Griechenland: Medikamente zu teuer
Seit Monaten ist viel von der Rettung Griechenlands die Rede. In dem Zusammenhang wird auch immer wieder auf den drohenden Zusammenbruch des griechischen Gesundheitssystems hingewiesen.
Wir sehen Krankenhäuser im Fernsehen, die kaum noch Medikamente haben und diese nicht mehr einkaufen können. Insbesondere bei Zytostatika, Insulin und Antibiotika ist diese Not beklemmend.
Allerdings scheinen unnötig hohe Medikamentenkosten zumindest ein Teil des Problems zu sein. Die Lösung wäre denkbar einfach, gibt der Verband von Generika- und Biosimilarunternehmen bekannt.
Griechenland nutzt kaum Generika
Die Verbandswebsite Pro Generika berichtet, dass in Griechenland nur 5 % der Medikamente als Generika verschrieben werden. In Deutschland sind das zurzeit 76 %. Wenn man bedenkt, dass Generika ca. zwei Drittel günstiger im Preis sind, liegen erhebliche Einsparungen nahe. Die Medikamentenkosten in Griechenland könnten durch eine Anhebung der Generika-Quote auf 75 % um knapp 50 % gesenkt werden!

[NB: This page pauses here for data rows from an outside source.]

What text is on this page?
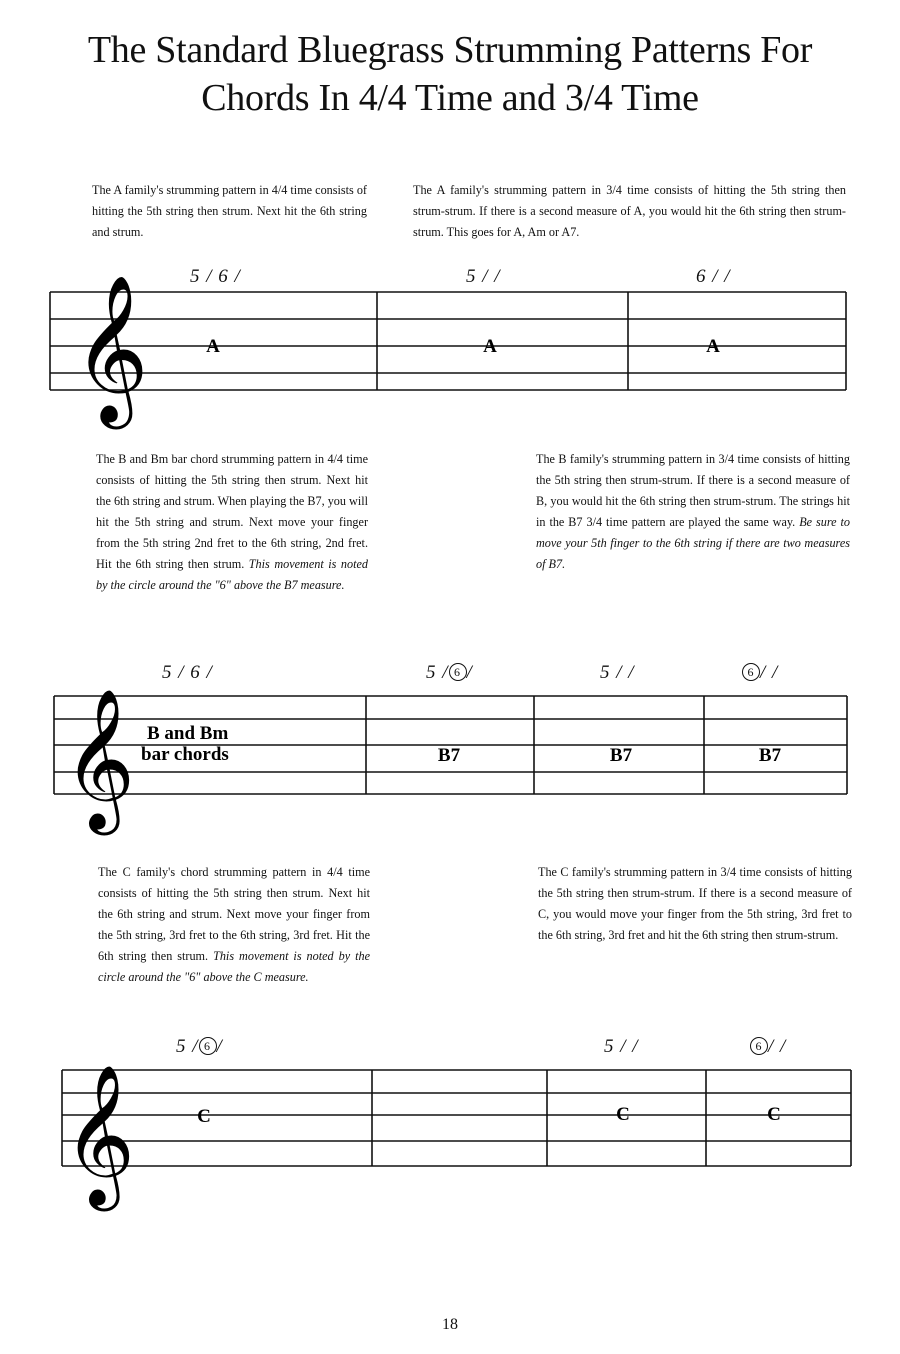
The Standard Bluegrass Strumming Patterns For
Chords In 4/4 Time and 3/4 Time

The A family's strumming pattern in 4/4 time consists of hitting the 5th string then strum. Next hit the 6th string and strum.

The A family's strumming pattern in 3/4 time consists of hitting the 5th string then strum-strum. If there is a second measure of A, you would hit the 6th string then strum-strum. This goes for A, Am or A7.

5 / 6 /	5 / /	6 / /
𝄞	A	A	A

The B and Bm bar chord strumming pattern in 4/4 time consists of hitting the 5th string then strum. Next hit the 6th string and strum. When playing the B7, you will hit the 5th string and strum. Next move your finger from the 5th string 2nd fret to the 6th string, 2nd fret. Hit the 6th string then strum. This movement is noted by the circle around the "6" above the B7 measure.

The B family's strumming pattern in 3/4 time consists of hitting the 5th string then strum-strum. If there is a second measure of B, you would hit the 6th string then strum-strum. The strings hit in the B7 3/4 time pattern are played the same way. Be sure to move your 5th finger to the 6th string if there are two measures of B7.

5 / 6 /	5 / 6 /	5 / /	6 / /
𝄞 B and Bm
bar chords	B7	B7	B7

The C family's chord strumming pattern in 4/4 time consists of hitting the 5th string then strum. Next hit the 6th string and strum. Next move your finger from the 5th string, 3rd fret to the 6th string, 3rd fret. Hit the 6th string then strum. This movement is noted by the circle around the "6" above the C measure.

The C family's strumming pattern in 3/4 time consists of hitting the 5th string then strum-strum. If there is a second measure of C, you would move your finger from the 5th string, 3rd fret to the 6th string, 3rd fret and hit the 6th string then strum-strum.

5 / 6 /	5 / /	6 / /
𝄞	C	C	C
18
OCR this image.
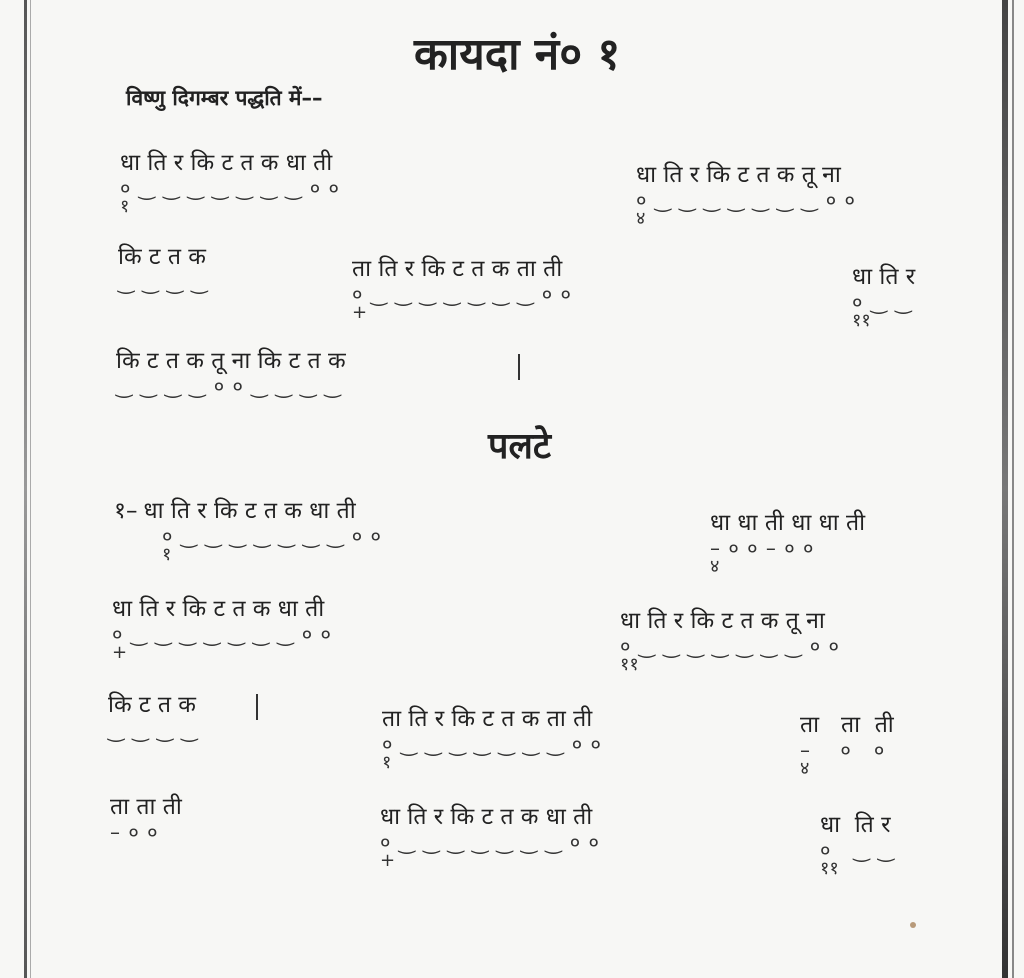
कायदा नं० १
विष्णु दिगम्बर पद्धति में––
धा ति र कि ट त क धा ती
० ‿ ‿ ‿ ‿ ‿ ‿ ‿ ० ०
१
धा ति र कि ट त क तू ना
० ‿ ‿ ‿ ‿ ‿ ‿ ‿ ० ०
४
कि ट त क
‿ ‿ ‿ ‿	ता ति र कि ट त क ता ती
० ‿ ‿ ‿ ‿ ‿ ‿ ‿ ० ०
+
धा ति र
० ‿ ‿
११
कि ट त क तू ना कि ट त क
‿ ‿ ‿ ‿ ० ० ‿ ‿ ‿ ‿
पलटे
१– धा ति र कि ट त क धा ती
० ‿ ‿ ‿ ‿ ‿ ‿ ‿ ० ०
१
धा धा ती धा धा ती
– ० ० – ० ०
४
धा ति र कि ट त क धा ती
० ‿ ‿ ‿ ‿ ‿ ‿ ‿ ० ०
+
धा ति र कि ट त क तू ना
० ‿ ‿ ‿ ‿ ‿ ‿ ‿ ० ०
११
कि ट त क
‿ ‿ ‿ ‿	ता ति र कि ट त क ता ती
० ‿ ‿ ‿ ‿ ‿ ‿ ‿ ० ०
१
ता   ता  ती
–    ०   ०
४
ता ता ती
– ० ०
धा ति र कि ट त क धा ती
० ‿ ‿ ‿ ‿ ‿ ‿ ‿ ० ०
+
धा  ति र
०   ‿ ‿
११
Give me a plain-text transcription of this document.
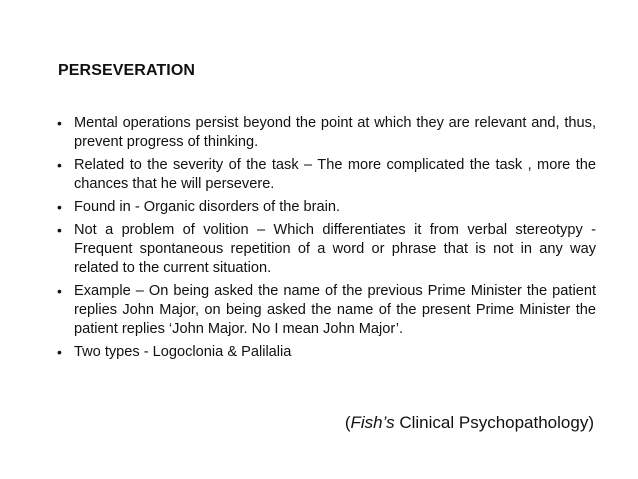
PERSEVERATION
• Mental operations persist beyond the point at which they are relevant and, thus, prevent progress of thinking.
• Related to the severity of the task – The more complicated the task , more the chances that he will persevere.
• Found in - Organic disorders of the brain.
• Not a problem of volition – Which differentiates it from verbal stereotypy - Frequent spontaneous repetition of a word or phrase that is not in any way related to the current situation.
• Example – On being asked the name of the previous Prime Minister the patient replies John Major, on being asked the name of the present Prime Minister the patient replies ‘John Major. No I mean John Major’.
• Two types - Logoclonia & Palilalia
(Fish’s Clinical Psychopathology)
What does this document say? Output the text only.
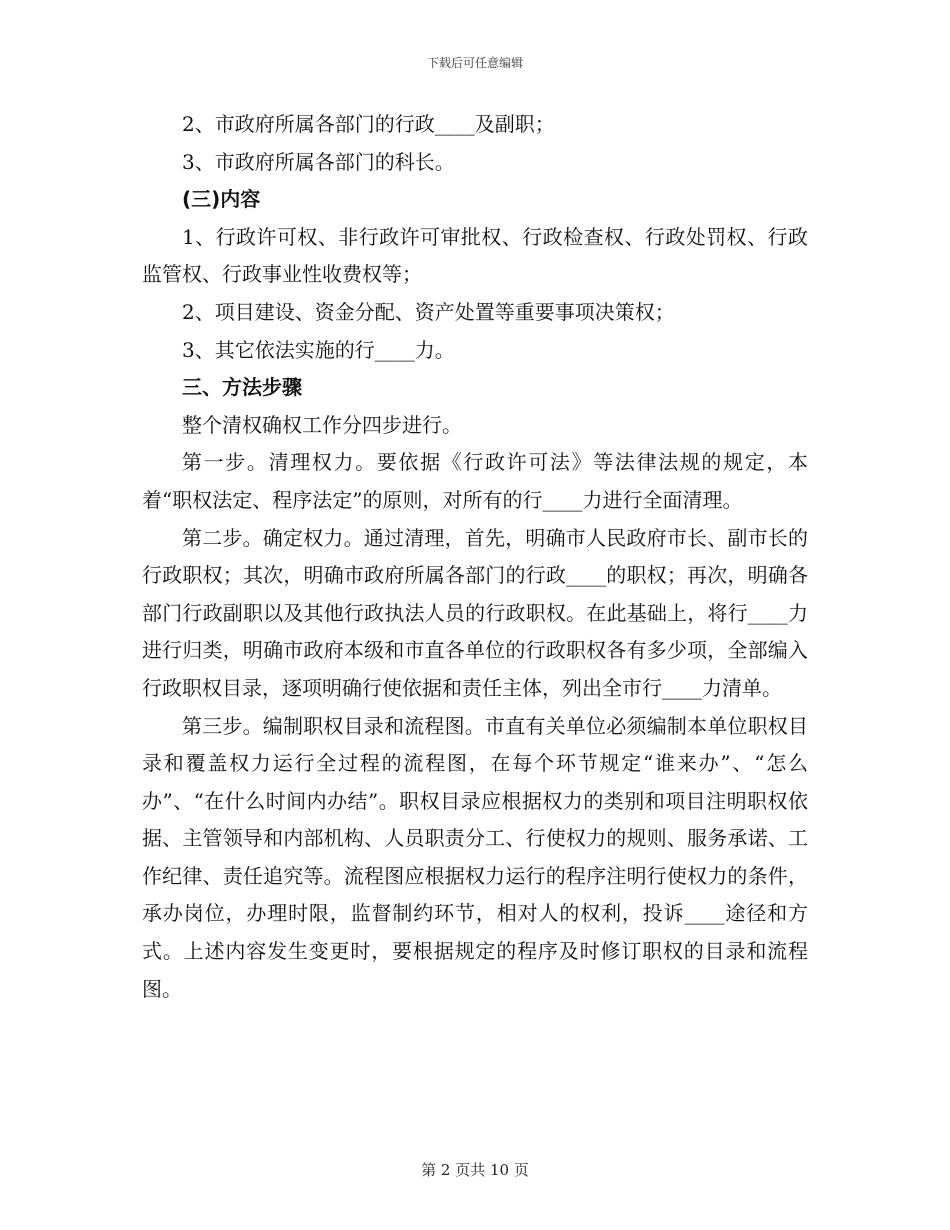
下载后可任意编辑

2、市政府所属各部门的行政____及副职；

3、市政府所属各部门的科长。

(三)内容

1、行政许可权、非行政许可审批权、行政检查权、行政处罚权、行政监管权、行政事业性收费权等；

2、项目建设、资金分配、资产处置等重要事项决策权；

3、其它依法实施的行____力。

三、方法步骤

整个清权确权工作分四步进行。

第一步。清理权力。要依据《行政许可法》等法律法规的规定，本着“职权法定、程序法定”的原则，对所有的行____力进行全面清理。

第二步。确定权力。通过清理，首先，明确市人民政府市长、副市长的行政职权；其次，明确市政府所属各部门的行政____的职权；再次，明确各部门行政副职以及其他行政执法人员的行政职权。在此基础上，将行____力进行归类，明确市政府本级和市直各单位的行政职权各有多少项，全部编入行政职权目录，逐项明确行使依据和责任主体，列出全市行____力清单。

第三步。编制职权目录和流程图。市直有关单位必须编制本单位职权目录和覆盖权力运行全过程的流程图，在每个环节规定“谁来办”、“怎么办”、“在什么时间内办结”。职权目录应根据权力的类别和项目注明职权依据、主管领导和内部机构、人员职责分工、行使权力的规则、服务承诺、工作纪律、责任追究等。流程图应根据权力运行的程序注明行使权力的条件，承办岗位，办理时限，监督制约环节，相对人的权利，投诉____途径和方式。上述内容发生变更时，要根据规定的程序及时修订职权的目录和流程图。

第 2 页共 10 页
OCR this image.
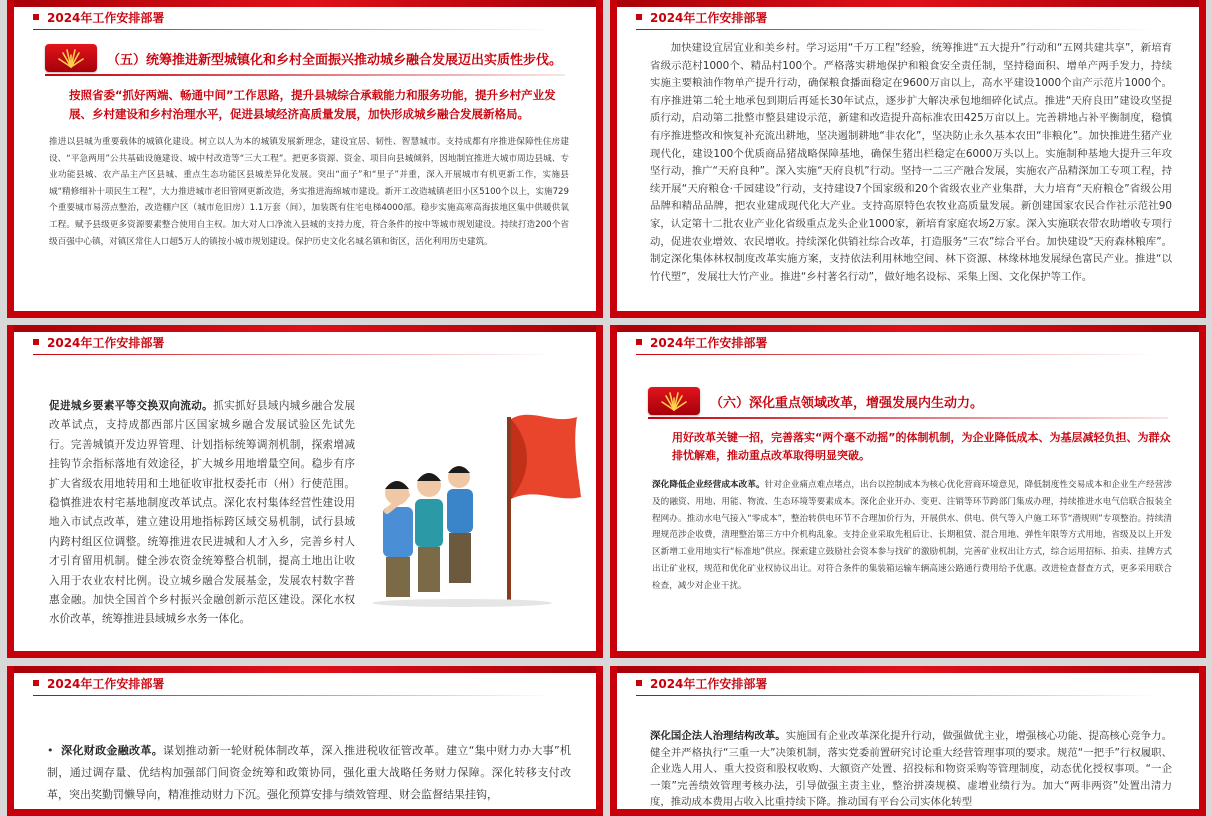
2024年工作安排部署
（五）统筹推进新型城镇化和乡村全面振兴推动城乡融合发展迈出实质性步伐。
按照省委“抓好两端、畅通中间”工作思路，提升县城综合承载能力和服务功能，提升乡村产业发展、乡村建设和乡村治理水平，促进县域经济高质量发展，加快形成城乡融合发展新格局。
推进以县城为重要载体的城镇化建设。树立以人为本的城镇发展新理念，建设宜居、韧性、智慧城市。支持成都有序推进保障性住房建设、“平急两用”公共基础设施建设、城中村改造等“三大工程”。把更多资源、资金、项目向县城倾斜，因地制宜推进大城市周边县城、专业功能县城、农产品主产区县城、重点生态功能区县城差异化发展。突出“面子”和“里子”并重，深入开展城市有机更新工作，实施县城“精修细补十项民生工程”，大力推进城市老旧管网更新改造，务实推进海绵城市建设。新开工改造城镇老旧小区5100个以上，实施729个重要城市易涝点整治，改造棚户区（城市危旧房）1.1万套（间），加装既有住宅电梯4000部。稳步实施高寒高海拔地区集中供暖供氧工程。赋予县级更多资源要素整合使用自主权。加大对人口净流入县城的支持力度，符合条件的按中等城市规划建设。持续打造200个省级百强中心镇，对镇区常住人口超5万人的镇按小城市规划建设。保护历史文化名城名镇和街区，活化利用历史建筑。
2024年工作安排部署
加快建设宜居宜业和美乡村。学习运用“千万工程”经验，统筹推进“五大提升”行动和“五网共建共享”，新培育省级示范村1000个、精品村100个。严格落实耕地保护和粮食安全责任制，坚持稳面积、增单产两手发力，持续实施主要粮油作物单产提升行动，确保粮食播面稳定在9600万亩以上，高水平建设1000个亩产示范片1000个。有序推进第二轮土地承包到期后再延长30年试点，逐步扩大解决承包地细碎化试点。推进“天府良田”建设攻坚提质行动，启动第二批整市整县建设示范，新建和改造提升高标准农田425万亩以上。完善耕地占补平衡制度，稳慎有序推进整改和恢复补充流出耕地，坚决遏制耕地“非农化”，坚决防止永久基本农田“非粮化”。加快推进生猪产业现代化，建设100个优质商品猪战略保障基地，确保生猪出栏稳定在6000万头以上。实施制种基地大提升三年攻坚行动，推广“天府良种”。深入实施“天府良机”行动。坚持一二三产融合发展，实施农产品精深加工专项工程，持续开展“天府粮仓·千园建设”行动，支持建设7个国家级和20个省级农业产业集群，大力培育“天府粮仓”省级公用品牌和精品品牌，把农业建成现代化大产业。支持高原特色农牧业高质量发展。新创建国家农民合作社示范社90家，认定第十二批农业产业化省级重点龙头企业1000家，新培育家庭农场2万家。深入实施联农带农助增收专项行动，促进农业增效、农民增收。持续深化供销社综合改革，打造服务“三农”综合平台。加快建设“天府森林粮库”。制定深化集体林权制度改革实施方案，支持依法利用林地空间、林下资源、林缘林地发展绿色富民产业。推进“以竹代塑”，发展壮大竹产业。推进“乡村著名行动”，做好地名设标、采集上图、文化保护等工作。
2024年工作安排部署
促进城乡要素平等交换双向流动。抓实抓好县域内城乡融合发展改革试点，支持成都西部片区国家城乡融合发展试验区先试先行。完善城镇开发边界管理、计划指标统筹调剂机制，探索增减挂钩节余指标落地有效途径，扩大城乡用地增量空间。稳步有序扩大省级农用地转用和土地征收审批权委托市（州）行使范围。稳慎推进农村宅基地制度改革试点。深化农村集体经营性建设用地入市试点改革，建立建设用地指标跨区域交易机制，试行县域内跨村组区位调整。统筹推进农民进城和人才入乡，完善乡村人才引育留用机制。健全涉农资金统筹整合机制，提高土地出让收入用于农业农村比例。设立城乡融合发展基金，发展农村数字普惠金融。加快全国首个乡村振兴金融创新示范区建设。深化水权水价改革，统筹推进县域城乡水务一体化。
2024年工作安排部署
（六）深化重点领域改革，增强发展内生动力。
用好改革关键一招，完善落实“两个毫不动摇”的体制机制，为企业降低成本、为基层减轻负担、为群众排忧解难，推动重点改革取得明显突破。
深化降低企业经营成本改革。针对企业痛点难点堵点，出台以控制成本为核心优化营商环境意见，降低制度性交易成本和企业生产经营涉及的融资、用地、用能、物流、生态环境等要素成本。深化企业开办、变更、注销等环节跨部门集成办理，持续推进水电气信联合报装全程网办。推动水电气接入“零成本”，整治转供电环节不合理加价行为，开展供水、供电、供气等入户施工环节“潜规则”专项整治。持续清理规范涉企收费，清理整治第三方中介机构乱象。支持企业采取先租后让、长期租赁、混合用地、弹性年限等方式用地，省级及以上开发区新增工业用地实行“标准地”供应。探索建立鼓励社会资本参与找矿的激励机制，完善矿业权出让方式，综合运用招标、拍卖、挂牌方式出让矿业权，规范和优化矿业权协议出让。对符合条件的集装箱运输车辆高速公路通行费用给予优惠。改进检查督查方式，更多采用联合检查，减少对企业干扰。
2024年工作安排部署
•  深化财政金融改革。谋划推动新一轮财税体制改革，深入推进税收征管改革。建立“集中财力办大事”机制，通过调存量、优结构加强部门间资金统筹和政策协同，强化重大战略任务财力保障。深化转移支付改革，突出奖勤罚懒导向，精准推动财力下沉。强化预算安排与绩效管理、财会监督结果挂钩，
2024年工作安排部署
深化国企法人治理结构改革。实施国有企业改革深化提升行动，做强做优主业，增强核心功能、提高核心竞争力。健全并严格执行“三重一大”决策机制，落实党委前置研究讨论重大经营管理事项的要求。规范“一把手”行权履职、企业选人用人、重大投资和股权收购、大额资产处置、招投标和物资采购等管理制度，动态优化授权事项。“一企一策”完善绩效管理考核办法，引导做强主责主业，整治拼凑规模、虚增业绩行为。加大“两非两资”处置出清力度，推动成本费用占收入比重持续下降。推动国有平台公司实体化转型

Medikamente in Griechenland: OECD
Tatsächlich sind auch laut der OECD die Kosten für Medikamente in Griechenland auffällig hoch. In den nachstehenden Grafiken werden Griechenland mit dem roten und Deutschland mit dem blauen Balken gekennzeichnet.

Griechenland gibt pro Kopf und Jahr 2.329 € aus. Deutschland doppelt so viel. Gesundheitsausgaben in US$ pro Kopf im Jahr 2012 (Quelle: OECD).

Bei den Medikamentenkosten ist dieser Unterschied nur 12 %. Medikamentenkosten in US$ pro Kopf und Jahr für das Jahr 2012. Quelle: OECD
Während in Deutschland nur 14 % der Gesundheitsausgaben für Medikamente anfallen, sind es in Griechenland 25 %. Allein durch eine Änderung des Verschreibeverhaltens könnte der griechische Staatshaushalt anscheinend problemlos 1,15 % des BIP oder 300 € pro Kopf und Jahr einsparen.